Funny Math


These days, I can’t look at a recipe without thinking about how I’d scale it down. I say to myself, “I know it’s designed to use up that full can of chickpeas, but could I get away with using half? Do I have to make two dozen cookies? Do I want three quarts of soup?” On a recent night, it was this NYT ricotta and chickpea pasta. I cut the recipe in half, but it was still a bit heavy on the spaghetti, low on stir-ins, so I kept adjusting. 

Scaling down a recipe is never quite as straightforward as doing the division you learned in elementary school. There will always be that one egg that needs to be divided into thirds, that grain-to-water ratio that works perfectly as a big batch but not in any smaller proportions. Scaled down recipes are more likely to fail because it’s not how they were developed, which means you’ll never know exactly why they didn’t work.

I feel this gnawing sense of not belonging as I read these recipes… This is food you make to feed your family, to impress your partner, to entertain your friends. It’s meant to be practical, using up that full package of ground beef or filling that 9×13-inch casserole dish. The solo cook just doesn’t fit into most notions of how recipes are designed and who they’re designed for. How can we, as single cooks, scan the shelves at the bookstore or scroll through our feeds or flip through a magazine and not feel like we don’t exist? Talk about funny math: Being the biggest yet most invisible audience in the food space is quite the head scratcher.

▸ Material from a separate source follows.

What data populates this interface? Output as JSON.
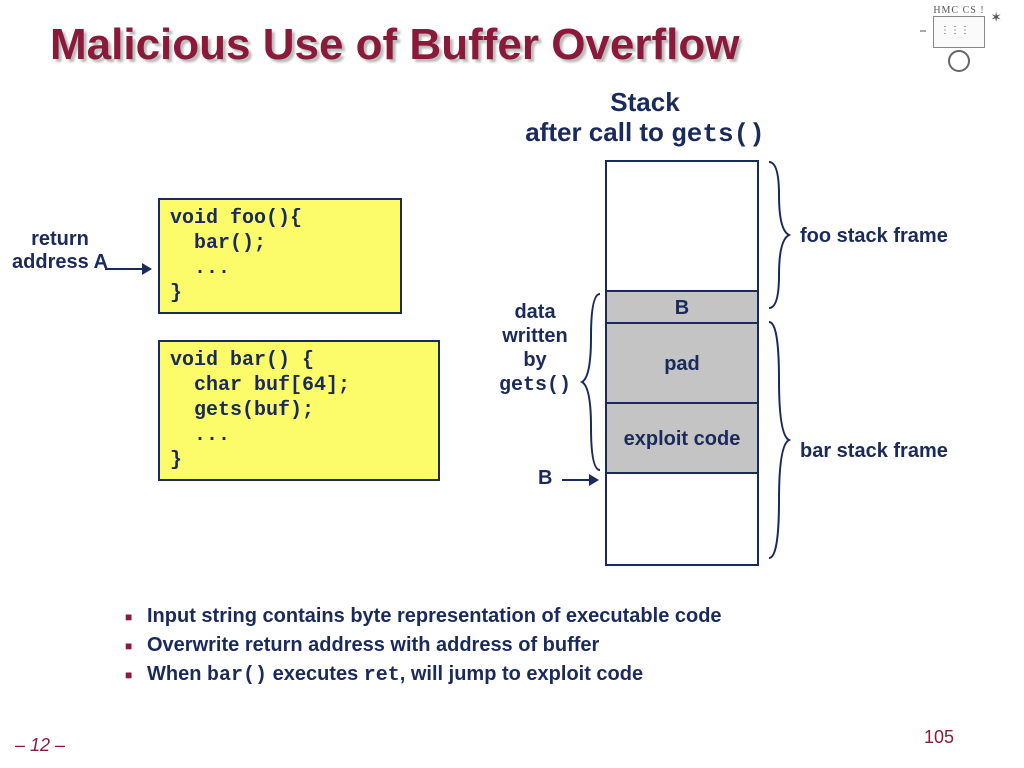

Granted, it’s changing. We’re slowly starting to see more cooking for one cookbooks and more acknowledgment (at least since the pandemic began) that the majority of home cooks are really only feeding themselves. My hope is that cooking for one doesn’t become another niche category, like gluten-free baking or vegan Indian cooking. There are as many types of solo cooks as there are, well, cooks! We don’t all want beginner recipes that are just scaled down versions of what we ate growing up (boring!). We don’t all want chef manifestos that call for lux ingredients (because hey, surely you can spend more if you’re serving less). We’re not all subscribing to a diet lifestyle or cooking just to lose weight. The category can be as wide ranging as we are.   

A few tips for scaling down those recipes:
– Add a splash more liquid than you think you need, especially when cooking grains.
– Unless it’s easy to spit a baked good recipe in half, look for a small batch version (Dessert for Two is a genius at this). There are just too many variables that could affect the end result.
– Cut down longer cook times by a few minutes or start checking for doneness a little earlier.
– Not every ingredient needs to be divided by the same ratio in a recipe. You might find that a dressing needs more than exactly half the lemon juice, or you need 1/2 teaspoon of spice instead of 1/3 teaspoon. Taste and use your judgement here.